Bloody Daughter - How To Survive An Ingenious Mother
I used to play the piano with the typical attitude of a teenage girl with mediocre talents: half hearted, disciplined by a controlling tiger-mom and with a slight crush on my teacher. Mr Damian was actually the one who told me about this young pianist from Yugoslavia, who would play Chopin like no one else before: Ivo Pogorelich became famous overnight in 1980 when he would be excluded from awards at the Warshaw Chopin competition, and some very famous members of the jury left the event, because, as his greatest fan Martha Argerich put it, "they just do not get how genius he is."
For me Martha Argerich belonged to a different generation, with her strong features and heart headed opinions, she seemed to be the role model of feminist self confidence, whereas Ivo Pogorelich acted more like a pop-star, looking like the love child of Mick Jagger and Rudolf Nurejew.
Argerich was that former wunderkind from Argentina who moved to Vienna with her family to learn form Friedrich Gulda how to bring her art to perfection, having started to play Beethoven sonatas before she turned four years old. Now, all of a sudden, she seemed to belong to another generation, one before ours (mine and Ivo´s) even though she was famous for her emotional way of performing, travelling the world, getting married and divorced and having younger lovers - a very eccentric woman who played with every great conductor of her times.
I was never really into her - and I am even less since I watched the documentary "Bloody Daughter" that Argerich´s second child Stephanie produced about her famous mother some five years ago.
This very intimate movie is full of private footage. The young Stephanie started to film when her mother brought back a precious video camera from one of her tours through Japan. Together with her older sister Annie from another father, living wit her mother and her entourage of young musicians, nannies and housekeepers, the children's life was different from any other childhood they knew.
Even when her equally eccentric grandmother joined them and later also another much older sister whom Argerich had left behind in foster care after her first marriage failed, Stephanie grew up without any proper school education; there was a lot of creative freedom instead and the inspirational environment of singing and dancing and going on tour, staying up with her mother until she went to bed in the wee hours.
Seeing her father only once or twice a year for some days, Stephen Kovacevich, a famous Beethoven interpret himself, became more of a phantom to her than a caregiver. He is the one who called her his "bloody daughter", among all the sons he got with other women. In one of the most touching sequences, Stephanie starts to cry when it turns out, neither her mother nor her father cared about her birthing certificate and her legal status is uncertain until now. Her father turns several boxes and drawers upside down, then simply shrugs his shoulders, like, come on, who cares about stuff like this...

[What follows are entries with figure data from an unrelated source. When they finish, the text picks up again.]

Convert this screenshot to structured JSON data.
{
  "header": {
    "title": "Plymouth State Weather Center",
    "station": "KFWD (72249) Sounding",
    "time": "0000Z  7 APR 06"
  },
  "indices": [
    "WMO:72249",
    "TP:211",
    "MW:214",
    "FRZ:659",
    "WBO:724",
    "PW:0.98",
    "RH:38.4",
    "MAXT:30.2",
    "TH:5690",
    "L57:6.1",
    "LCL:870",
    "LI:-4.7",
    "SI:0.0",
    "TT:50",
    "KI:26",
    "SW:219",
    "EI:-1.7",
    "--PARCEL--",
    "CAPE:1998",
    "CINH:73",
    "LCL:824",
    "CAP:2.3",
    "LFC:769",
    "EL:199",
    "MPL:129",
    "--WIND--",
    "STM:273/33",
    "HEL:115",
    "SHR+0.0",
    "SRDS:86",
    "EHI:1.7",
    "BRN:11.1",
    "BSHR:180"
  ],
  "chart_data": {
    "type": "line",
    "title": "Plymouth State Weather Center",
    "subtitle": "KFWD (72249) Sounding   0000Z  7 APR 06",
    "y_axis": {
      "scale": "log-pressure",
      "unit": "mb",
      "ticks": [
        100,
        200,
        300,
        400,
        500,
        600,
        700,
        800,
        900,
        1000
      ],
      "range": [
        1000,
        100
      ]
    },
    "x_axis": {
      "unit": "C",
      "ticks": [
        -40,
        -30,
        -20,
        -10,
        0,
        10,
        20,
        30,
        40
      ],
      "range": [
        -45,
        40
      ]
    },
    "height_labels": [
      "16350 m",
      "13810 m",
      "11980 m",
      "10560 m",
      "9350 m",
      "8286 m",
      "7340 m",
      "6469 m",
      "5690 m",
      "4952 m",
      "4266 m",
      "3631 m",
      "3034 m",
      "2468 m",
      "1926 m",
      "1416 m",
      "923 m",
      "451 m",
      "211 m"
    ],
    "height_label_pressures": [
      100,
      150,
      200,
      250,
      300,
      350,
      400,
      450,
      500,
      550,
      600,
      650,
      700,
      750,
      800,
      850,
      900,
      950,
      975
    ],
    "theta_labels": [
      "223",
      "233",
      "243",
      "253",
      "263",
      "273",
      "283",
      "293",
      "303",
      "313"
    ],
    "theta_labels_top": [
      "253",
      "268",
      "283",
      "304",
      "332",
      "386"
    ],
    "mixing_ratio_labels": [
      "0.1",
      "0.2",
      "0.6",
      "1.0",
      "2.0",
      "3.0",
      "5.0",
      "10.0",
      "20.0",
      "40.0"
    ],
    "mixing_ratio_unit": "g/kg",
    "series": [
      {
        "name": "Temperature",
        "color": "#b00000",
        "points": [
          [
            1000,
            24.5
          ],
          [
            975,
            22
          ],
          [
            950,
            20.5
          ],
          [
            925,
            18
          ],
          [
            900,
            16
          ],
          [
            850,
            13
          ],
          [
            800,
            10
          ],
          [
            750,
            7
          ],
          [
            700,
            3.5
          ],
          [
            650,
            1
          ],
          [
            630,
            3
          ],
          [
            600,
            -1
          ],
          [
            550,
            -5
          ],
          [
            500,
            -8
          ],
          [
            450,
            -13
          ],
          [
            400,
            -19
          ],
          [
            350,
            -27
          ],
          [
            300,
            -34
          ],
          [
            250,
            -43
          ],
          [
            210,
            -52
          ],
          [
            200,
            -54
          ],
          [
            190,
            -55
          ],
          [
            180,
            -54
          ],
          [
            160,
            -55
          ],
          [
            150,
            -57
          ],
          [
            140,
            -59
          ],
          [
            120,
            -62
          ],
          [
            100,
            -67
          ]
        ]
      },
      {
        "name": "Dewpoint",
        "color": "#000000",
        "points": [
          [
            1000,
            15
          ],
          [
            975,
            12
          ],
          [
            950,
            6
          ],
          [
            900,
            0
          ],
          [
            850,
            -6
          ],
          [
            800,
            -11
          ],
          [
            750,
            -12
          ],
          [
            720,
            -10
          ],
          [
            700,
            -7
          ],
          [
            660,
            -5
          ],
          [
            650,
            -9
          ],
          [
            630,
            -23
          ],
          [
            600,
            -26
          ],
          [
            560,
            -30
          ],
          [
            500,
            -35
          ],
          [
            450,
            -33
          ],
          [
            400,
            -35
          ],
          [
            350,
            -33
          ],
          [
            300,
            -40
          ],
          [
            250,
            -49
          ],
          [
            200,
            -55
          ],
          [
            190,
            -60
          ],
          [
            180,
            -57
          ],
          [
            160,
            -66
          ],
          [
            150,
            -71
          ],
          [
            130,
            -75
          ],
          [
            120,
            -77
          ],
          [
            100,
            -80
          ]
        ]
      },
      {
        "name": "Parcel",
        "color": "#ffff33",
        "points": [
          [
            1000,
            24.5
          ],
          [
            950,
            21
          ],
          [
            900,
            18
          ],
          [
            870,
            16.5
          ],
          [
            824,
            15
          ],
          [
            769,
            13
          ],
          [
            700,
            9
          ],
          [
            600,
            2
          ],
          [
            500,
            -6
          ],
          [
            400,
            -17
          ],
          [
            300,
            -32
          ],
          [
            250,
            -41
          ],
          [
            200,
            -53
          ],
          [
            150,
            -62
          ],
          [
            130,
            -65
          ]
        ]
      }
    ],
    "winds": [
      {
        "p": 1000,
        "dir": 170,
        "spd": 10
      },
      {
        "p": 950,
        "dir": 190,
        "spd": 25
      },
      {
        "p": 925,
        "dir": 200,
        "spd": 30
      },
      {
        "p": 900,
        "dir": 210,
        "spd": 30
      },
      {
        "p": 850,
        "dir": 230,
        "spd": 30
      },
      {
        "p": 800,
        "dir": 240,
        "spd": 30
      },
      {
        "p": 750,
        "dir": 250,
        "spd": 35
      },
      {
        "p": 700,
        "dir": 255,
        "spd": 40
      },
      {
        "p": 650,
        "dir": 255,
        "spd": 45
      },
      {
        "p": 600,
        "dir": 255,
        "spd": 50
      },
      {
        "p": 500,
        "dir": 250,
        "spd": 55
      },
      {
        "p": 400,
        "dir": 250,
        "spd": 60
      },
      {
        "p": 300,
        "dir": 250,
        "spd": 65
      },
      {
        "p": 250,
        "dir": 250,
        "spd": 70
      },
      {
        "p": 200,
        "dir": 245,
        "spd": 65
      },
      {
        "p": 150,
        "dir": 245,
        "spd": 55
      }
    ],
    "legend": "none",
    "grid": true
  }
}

Other scenes, like watching mother and daughter while Stephanie is giving birth to her second child, later following the whole quartet of Martha, Lyda, Annie and Stephanie to a picnic situation for an open-air pedicure session leaves the beholder with mixed feelings.
You can not help but ask yourself: Should anyone as self-focused as Martha Argerich and her various similar self-focused husbands have children at all?
But then again: You might watch the movie as a strong statement against helicopter parenting - didn't those girls just turn out fine?